Meditazioni: mercoledì della 2ª settimana di Avvento

Riflessioni per meditare nel mercoledì della seconda settimana di Avvento. Ecco i temi proposti: Stanchezza e scoraggiamento; Mansuetudine e umiltà di cuore; Portare il giogo del Signore è cosa soave.

Stanchezza e scoraggiamento ǀ Mansuetudine e umiltà di cuore ǀ Portare il giogo del Signore è cosa soave


Stanchezza e scoraggiamento

Il Vangelo della Messa di oggi contiene un consolante invito di Gesù ai suoi discepoli: «Venite a me, voi tutti che siete stanchi e oppressi, e io vi darò ristoro» (Mt 11, 28). Gesù si rende conto della stanchezza dei suoi, esausti per la fatica della prima missione apostolica. Nella vita è normale che arrivino momenti di spossatezza o di sconforto, dovuti al logorio naturale delle giornate, dalle contrarietà che possono generare attriti con gli altri o dai nostri difetti personali. Le cose che all’inizio facciamo con entusiasmo, improvvisamente diventano più pesanti; oppure forse cominciamo a notare che le nostre capacità sono diventate più limitate.

A questo punto è logico fare ciò che faceva Gesù quando visitava la casa dei suoi amici a Betania o quando diceva ai suoi discepoli: «Venite in disparte, voi soli, in un luogo deserto, e riposatevi un po’» (Mc 6, 31). Evitare o attenuare la tensione e l’esaurimento che può provocare l’attuale ritmo di vita è una maniera di servire Dio e le anime: dormire le ore giuste, fare esercizio fisico o altri programmi di riposo, fare ogni tanto una passeggiata più lunga del solito per cambiare aria e riprendere le forze…

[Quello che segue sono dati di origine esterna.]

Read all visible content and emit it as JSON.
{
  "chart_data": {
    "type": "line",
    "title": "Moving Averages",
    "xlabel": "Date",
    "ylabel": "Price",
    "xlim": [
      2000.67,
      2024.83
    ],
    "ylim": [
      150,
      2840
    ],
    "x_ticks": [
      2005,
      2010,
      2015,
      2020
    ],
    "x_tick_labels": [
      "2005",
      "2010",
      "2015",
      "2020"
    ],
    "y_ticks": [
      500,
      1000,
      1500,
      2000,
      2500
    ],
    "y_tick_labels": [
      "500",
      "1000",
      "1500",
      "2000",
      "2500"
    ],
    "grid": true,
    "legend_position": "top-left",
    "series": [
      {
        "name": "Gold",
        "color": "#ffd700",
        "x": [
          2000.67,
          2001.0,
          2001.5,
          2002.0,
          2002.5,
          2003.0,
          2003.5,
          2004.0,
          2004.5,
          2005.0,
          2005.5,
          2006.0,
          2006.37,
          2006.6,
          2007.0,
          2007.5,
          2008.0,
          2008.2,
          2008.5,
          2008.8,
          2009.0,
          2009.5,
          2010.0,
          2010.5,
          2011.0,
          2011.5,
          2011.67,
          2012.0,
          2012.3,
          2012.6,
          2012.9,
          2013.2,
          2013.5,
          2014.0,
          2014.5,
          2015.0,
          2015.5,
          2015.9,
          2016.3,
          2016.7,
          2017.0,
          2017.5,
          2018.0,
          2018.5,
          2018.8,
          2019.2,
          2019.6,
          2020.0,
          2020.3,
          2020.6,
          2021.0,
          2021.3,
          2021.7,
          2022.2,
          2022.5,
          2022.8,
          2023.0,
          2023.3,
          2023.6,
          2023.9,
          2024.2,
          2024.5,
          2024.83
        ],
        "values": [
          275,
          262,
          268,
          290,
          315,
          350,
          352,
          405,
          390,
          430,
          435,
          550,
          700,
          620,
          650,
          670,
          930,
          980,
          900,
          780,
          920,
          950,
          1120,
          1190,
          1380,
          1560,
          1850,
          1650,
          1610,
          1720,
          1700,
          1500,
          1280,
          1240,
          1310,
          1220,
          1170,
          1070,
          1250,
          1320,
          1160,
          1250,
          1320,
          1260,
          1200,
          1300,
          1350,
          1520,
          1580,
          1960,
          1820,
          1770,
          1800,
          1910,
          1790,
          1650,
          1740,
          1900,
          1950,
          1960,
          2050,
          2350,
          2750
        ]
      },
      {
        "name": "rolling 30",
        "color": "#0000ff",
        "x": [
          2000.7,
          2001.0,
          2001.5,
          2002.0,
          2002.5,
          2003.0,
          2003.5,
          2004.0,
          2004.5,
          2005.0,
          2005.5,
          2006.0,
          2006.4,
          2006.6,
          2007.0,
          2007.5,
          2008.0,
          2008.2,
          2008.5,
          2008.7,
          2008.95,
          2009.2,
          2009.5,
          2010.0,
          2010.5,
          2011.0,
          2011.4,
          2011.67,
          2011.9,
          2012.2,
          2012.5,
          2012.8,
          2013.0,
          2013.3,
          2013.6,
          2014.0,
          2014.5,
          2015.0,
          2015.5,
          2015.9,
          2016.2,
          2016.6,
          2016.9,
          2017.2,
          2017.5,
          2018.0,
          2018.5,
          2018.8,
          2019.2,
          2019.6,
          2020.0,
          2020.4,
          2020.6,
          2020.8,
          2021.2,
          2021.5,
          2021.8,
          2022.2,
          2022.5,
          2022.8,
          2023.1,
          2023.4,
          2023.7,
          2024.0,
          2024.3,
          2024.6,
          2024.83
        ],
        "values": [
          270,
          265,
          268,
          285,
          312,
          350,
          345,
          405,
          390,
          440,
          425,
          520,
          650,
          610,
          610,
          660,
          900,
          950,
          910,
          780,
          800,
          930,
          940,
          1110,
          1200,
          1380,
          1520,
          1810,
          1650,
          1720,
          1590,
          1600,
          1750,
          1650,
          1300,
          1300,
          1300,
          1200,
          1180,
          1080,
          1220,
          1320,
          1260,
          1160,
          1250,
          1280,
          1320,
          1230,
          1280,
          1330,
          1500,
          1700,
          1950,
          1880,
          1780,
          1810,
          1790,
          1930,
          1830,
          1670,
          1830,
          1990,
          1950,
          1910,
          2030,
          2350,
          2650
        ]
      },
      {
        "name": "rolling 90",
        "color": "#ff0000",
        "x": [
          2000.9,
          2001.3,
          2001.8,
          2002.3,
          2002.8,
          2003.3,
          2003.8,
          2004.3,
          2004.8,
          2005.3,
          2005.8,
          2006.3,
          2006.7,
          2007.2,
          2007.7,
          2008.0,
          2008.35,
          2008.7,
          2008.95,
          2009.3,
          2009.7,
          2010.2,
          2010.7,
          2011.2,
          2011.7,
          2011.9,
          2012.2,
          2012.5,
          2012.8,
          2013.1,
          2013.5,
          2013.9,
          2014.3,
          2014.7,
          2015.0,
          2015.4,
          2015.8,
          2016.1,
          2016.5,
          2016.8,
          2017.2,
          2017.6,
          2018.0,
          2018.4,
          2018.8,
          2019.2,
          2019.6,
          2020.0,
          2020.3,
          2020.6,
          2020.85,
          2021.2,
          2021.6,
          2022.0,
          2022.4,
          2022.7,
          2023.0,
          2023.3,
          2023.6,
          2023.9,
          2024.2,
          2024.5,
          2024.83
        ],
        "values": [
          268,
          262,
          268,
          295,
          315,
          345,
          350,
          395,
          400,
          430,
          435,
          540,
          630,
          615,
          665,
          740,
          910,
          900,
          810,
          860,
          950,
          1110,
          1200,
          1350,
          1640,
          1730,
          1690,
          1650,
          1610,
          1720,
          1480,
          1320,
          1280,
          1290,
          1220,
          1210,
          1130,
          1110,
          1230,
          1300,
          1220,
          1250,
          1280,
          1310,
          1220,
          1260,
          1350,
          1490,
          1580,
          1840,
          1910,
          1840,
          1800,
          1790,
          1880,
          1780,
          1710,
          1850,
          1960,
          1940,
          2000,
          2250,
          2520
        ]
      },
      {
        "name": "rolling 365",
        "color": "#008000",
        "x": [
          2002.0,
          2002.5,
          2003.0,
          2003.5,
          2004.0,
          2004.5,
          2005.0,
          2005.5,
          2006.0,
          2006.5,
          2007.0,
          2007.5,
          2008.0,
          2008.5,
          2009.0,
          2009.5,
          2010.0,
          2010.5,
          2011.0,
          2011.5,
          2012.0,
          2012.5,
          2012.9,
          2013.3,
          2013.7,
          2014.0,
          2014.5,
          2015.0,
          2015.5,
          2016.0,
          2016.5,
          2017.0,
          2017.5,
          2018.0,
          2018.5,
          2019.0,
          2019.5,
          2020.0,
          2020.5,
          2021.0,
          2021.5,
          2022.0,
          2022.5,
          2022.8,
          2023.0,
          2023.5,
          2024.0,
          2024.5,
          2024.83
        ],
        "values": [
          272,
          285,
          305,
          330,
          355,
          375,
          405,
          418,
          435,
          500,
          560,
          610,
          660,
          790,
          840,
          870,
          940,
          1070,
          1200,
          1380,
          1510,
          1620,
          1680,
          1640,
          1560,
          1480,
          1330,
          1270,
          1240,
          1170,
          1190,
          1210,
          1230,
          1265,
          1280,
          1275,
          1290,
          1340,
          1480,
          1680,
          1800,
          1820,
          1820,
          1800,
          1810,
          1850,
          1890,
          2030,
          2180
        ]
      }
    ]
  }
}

A parte tutto questo, è il Signore stesso che desidera essere il nostro riposo. Ce lo ha detto chiaramente: «Venite a me, voi tutti che siete stanchi e oppressi, e io vi darò ristoro» (Mt 11, 28). «Gesù è in un atteggiamento di invito, di conoscenza e di compassione per noi, anzi di offerta, di promessa, di amicizia, di bontà, di rimedio ai nostri mali, di confortatore, e ancor più di alimento, di pane, di sorgente di energia e di vita»[1]. Dio ci ricorda che anche nell’orazione e nell’adorazione possiamo trovare riposo per la nostra anima.


Mansuetudine e umiltà di cuore

Gesù continua la sua predicazione con un consiglio che rivela il segreto per riposare in mezzo alle difficoltà della vita: «Imparate da me, che sono mite e umile di cuore, e troverete ristoro per la vostra vita» (Mt 11, 29). Per non caricare sulle nostre spalle pesi che non vengono da Dio, il Signore ci invita a identificarci con Lui in questi due aspetti concreti: nella sua umiltà e nella sua mansuetudine.

«Umiltà non è una parola qualunque, una qualche modestia, ma è una parola cristologica. Imitare il Dio che scende fino a me, che è così grande che si fa mio amico, soffre per me, è morto per me. Questa è l’umiltà da imparare, l’umiltà di Dio»[2]. Per avvicinarci a essa san Paolo dava un consiglio pratico: operare sempre considerando «gli altri superiori a se stesso» (Fil 2, 3). Oltre che nell’umiltà, Gesù invita anche a imitarlo nella mansuetudine, che «implica di nuovo [...] conformarci a Cristo, trovare questo spirito dell’essere miti, senza violenza, di convincere con l’amore e con la bontà»[3]. Gesù aveva già raccomandato questa virtù nella seconda beatitudine: «Beati i miti, perché avranno in eredità la terra» (Mt 5, 5). «Se viviamo agitati, arroganti di fronte agli altri, finiamo stanchi e spossati. Ma quando vediamo i loro limiti e i loro difetti con tenerezza e mitezza, senza sentirci superiori, possiamo dar loro una mano ed evitiamo di sprecare energie in lamenti inutili»[4].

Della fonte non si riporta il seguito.